Chips Ahoy: Will everyone have quick access to information?

Hopper: Ultimately, in the next generation when our bright youngsters take over. I watched third grade students in Independence, Missouri write programs in basic and debug them. They'll be able to handle the computers when they grow up. My two-year-old grandnephew has a program that says "V". John looks at the keyboard and hits V. A big V comes up, and he cheers. He knows the whole alphabet and all the digits. He can type his name. His four-year-old sister thinks he should be able to type her name too. I think Deborah is a little too long for a two and a half- year-old. She has Speak and Spell and the Little Professor. She can do all her arithmetic. She knows how to spell a tremendous number of words. I don't know what she's going to do to her kindergarten teacher when she gets there. But it will be interesting.

Kids will be using computers instead of memorizing their multiplication tables. This will give them more time to solve word problems which is much more useful. That's the real problem. Not the arithmetic but the interpretation. Of course if someone doesn't upgrade those problems, they'll still be emptying that blasted cistem. There is a generation coming that will be different. We're already beginning to get the 17- and 18-year-olds in the Navy that have had computers and used them.

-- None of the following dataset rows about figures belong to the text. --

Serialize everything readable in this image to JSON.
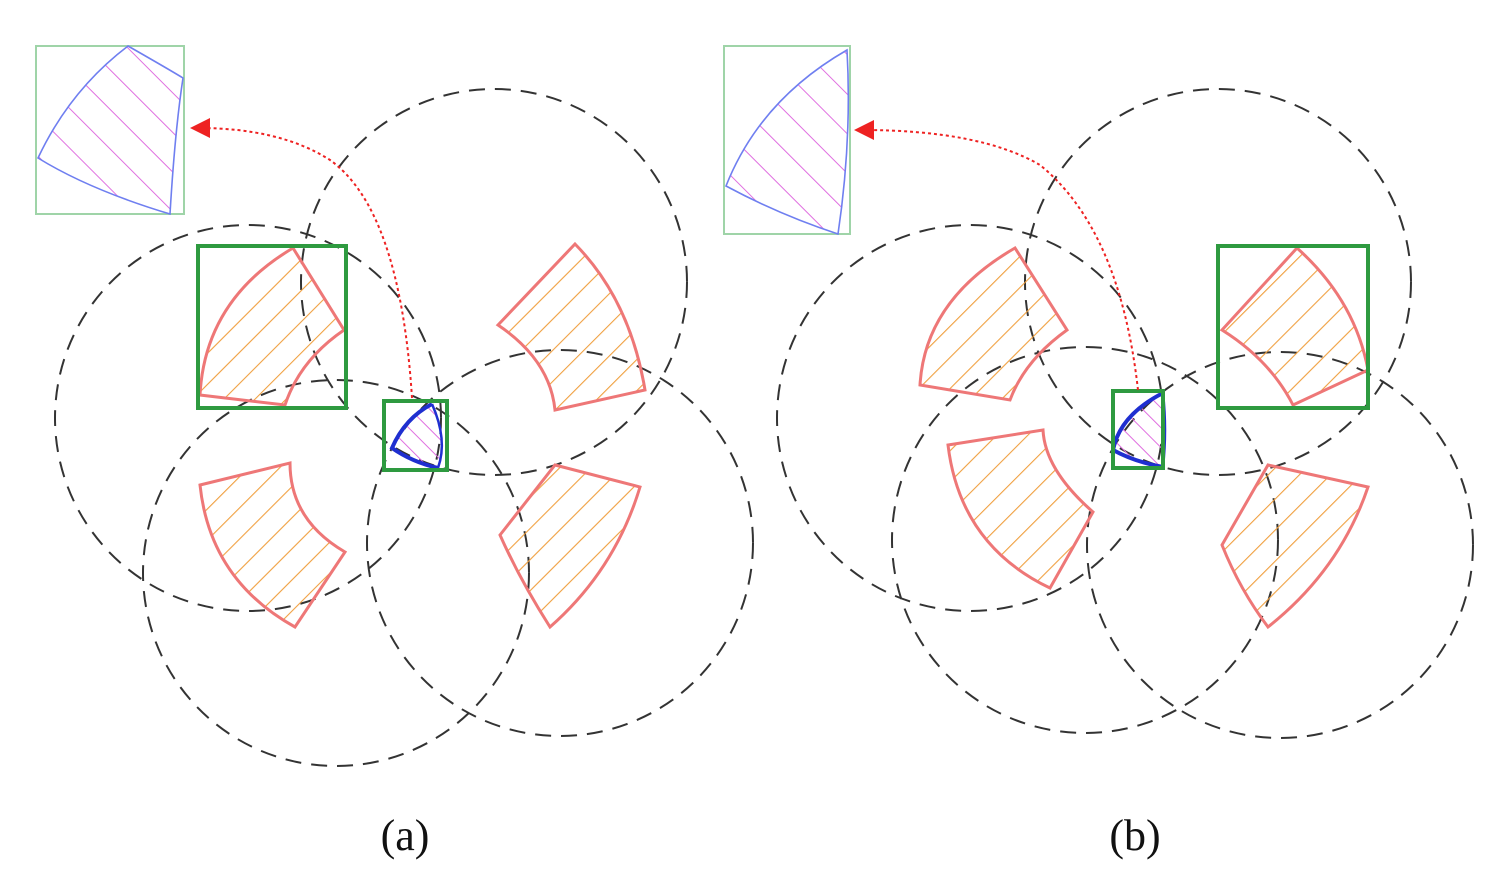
{
  "panels": [
    {
      "id": "a",
      "caption": "(a)"
    },
    {
      "id": "b",
      "caption": "(b)"
    }
  ],
  "colors": {
    "circle_stroke": "#333333",
    "sector_stroke": "#ee7777",
    "sector_hatch": "#f0a040",
    "selection_box": "#2e9a40",
    "inset_box": "#9fd4a8",
    "overlap_stroke": "#1f2fd0",
    "overlap_hatch": "#e070e0",
    "inset_outline": "#6f7ff0",
    "arrow": "#ee2222"
  }
}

Chips Ahoy: Do you think the current popularity of micros is just a fad?

Hopper: No, the big mainframes are going to disappear. In fact I intend to scuttle them. They have to go. They'll be too slow. We'll build systems of computers. It will be a whole bunch of micros, and they'll all call each other up and talk. If you use a big mainframe, first you have to do inventory and then you do payroll and so on. You might just as well have a micro doing each of those jobs all working in parallel. That's the way you get the speed. The big pressure is going to be on faster answers. There never was a good reason for putting inventory and payroll on the same machine. The only reason you did it was because you could only afford to own one computer. That's no longer true. The micros are as big as the big mainframes were only 10 or 12 years ago. Back then a big mainframe had 64 K. That's smaller than today's micros by a long shot.

Chips Ahoy: Is there a limit of what micros can do for us?

Hopper: They'll only be limited if our imaginations are limited. It's all up to us. Remember, there were people who said the airplane couldn't fly.

Chips Ahoy. Why are you such a supporter of Chips Ahoy?

Hopper: I like the fact that it reviews hardware and software totally impartially. Chips Ahoy has never been attached to any particular computer. Almost all of the other magazines are either attached to one of the manufacturers or else they have inhouse a particular computer which slants everything.

Hopper: Now I have a question. Why don't you get the darn system fixed so people can get subscriptions? There are a lot of schools and businesses that want the magazine.

Chips Ahoy: We're trying Admiral. We've already asked the Govemment Printing Office for approval to sell Chips Ahoy.

Hopper: Why don't you just go ahead and do it? Remember,

"It's easier to ask forgiveness than it is to get permission."